Tim Anderson shows you the way to enjoy delicious homemade ramen on a regular basis, and gives you the tools to build your own ramen, just the way you like it! It is broken into five sections - Broth, Seasoning, Aromatic Oils and Fats, Noodles and Toppings - to enable you to mix and match to create your own ramen to suit your taste.
Chef Philip Khoury has delved deep into patisserie in an attempt to make desserts that are ?cleaner', and that present finer flavours and textures. Philip transforms the traditional building blocks of baking by only using natural, plant-based ingredients.
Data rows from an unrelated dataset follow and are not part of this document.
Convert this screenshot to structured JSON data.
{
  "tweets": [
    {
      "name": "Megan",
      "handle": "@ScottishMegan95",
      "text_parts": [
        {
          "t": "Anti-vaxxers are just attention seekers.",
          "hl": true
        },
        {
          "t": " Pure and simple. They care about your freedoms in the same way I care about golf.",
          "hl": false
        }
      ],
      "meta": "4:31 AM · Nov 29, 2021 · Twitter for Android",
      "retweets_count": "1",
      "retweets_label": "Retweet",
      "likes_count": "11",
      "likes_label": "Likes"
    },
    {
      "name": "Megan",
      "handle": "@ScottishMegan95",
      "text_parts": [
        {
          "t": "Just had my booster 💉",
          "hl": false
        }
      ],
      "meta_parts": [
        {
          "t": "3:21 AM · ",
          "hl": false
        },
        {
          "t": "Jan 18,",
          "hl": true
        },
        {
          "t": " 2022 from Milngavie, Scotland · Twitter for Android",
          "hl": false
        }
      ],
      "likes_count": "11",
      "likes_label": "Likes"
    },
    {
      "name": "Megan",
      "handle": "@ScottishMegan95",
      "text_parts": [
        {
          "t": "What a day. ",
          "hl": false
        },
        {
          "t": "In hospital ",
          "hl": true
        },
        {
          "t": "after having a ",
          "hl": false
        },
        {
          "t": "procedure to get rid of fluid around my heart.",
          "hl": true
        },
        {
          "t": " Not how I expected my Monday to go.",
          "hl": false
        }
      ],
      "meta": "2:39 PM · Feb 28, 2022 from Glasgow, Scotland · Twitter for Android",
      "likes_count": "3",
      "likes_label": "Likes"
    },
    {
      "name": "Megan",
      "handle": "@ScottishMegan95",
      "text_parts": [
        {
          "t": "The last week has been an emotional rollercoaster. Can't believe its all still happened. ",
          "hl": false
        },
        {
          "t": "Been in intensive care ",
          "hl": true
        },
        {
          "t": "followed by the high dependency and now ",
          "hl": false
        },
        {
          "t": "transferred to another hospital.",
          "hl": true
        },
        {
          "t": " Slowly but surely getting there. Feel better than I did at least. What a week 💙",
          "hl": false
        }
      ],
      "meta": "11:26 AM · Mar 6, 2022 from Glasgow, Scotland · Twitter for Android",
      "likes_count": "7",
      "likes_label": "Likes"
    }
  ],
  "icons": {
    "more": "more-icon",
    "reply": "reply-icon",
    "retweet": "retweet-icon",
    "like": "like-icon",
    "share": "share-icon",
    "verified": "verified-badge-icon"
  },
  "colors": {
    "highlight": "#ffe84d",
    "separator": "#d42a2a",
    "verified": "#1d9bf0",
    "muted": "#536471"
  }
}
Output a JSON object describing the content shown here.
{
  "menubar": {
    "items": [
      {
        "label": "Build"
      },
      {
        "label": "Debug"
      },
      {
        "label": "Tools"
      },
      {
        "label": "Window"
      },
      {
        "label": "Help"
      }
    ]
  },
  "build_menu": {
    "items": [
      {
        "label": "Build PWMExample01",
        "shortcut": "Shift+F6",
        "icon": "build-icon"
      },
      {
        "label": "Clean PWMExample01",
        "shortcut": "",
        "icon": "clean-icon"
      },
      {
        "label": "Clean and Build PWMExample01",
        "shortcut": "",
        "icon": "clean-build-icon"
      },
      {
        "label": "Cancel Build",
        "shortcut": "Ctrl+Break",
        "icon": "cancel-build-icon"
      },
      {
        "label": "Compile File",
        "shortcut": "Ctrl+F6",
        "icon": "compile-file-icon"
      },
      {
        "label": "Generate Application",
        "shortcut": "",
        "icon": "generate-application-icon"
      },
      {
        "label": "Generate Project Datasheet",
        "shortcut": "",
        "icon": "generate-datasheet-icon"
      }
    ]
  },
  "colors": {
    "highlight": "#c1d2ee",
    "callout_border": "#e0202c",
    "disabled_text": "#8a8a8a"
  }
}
Recipes are broken down into digestible steps, with explanations as to why steps are important
Bold Beans is a captivating novel penned by the talented Amelia Christie-Miller. This book, published by the renowned Octopus Publishing Group in 2023, is a delightful addition to your bookshelf. The genre of the book is a secret, waiting to be unveiled as you flip through the pages. The book spins a tale around 'Bold Beans', inviting readers into a world full of intrigue and excitement. Amelia Christie-Miller's vivid imagination and compelling storytelling make this book a must-read. Don't miss out on this literary masterpiece from 2023. Make sure to grab your copy from Octopus Publishing Group today.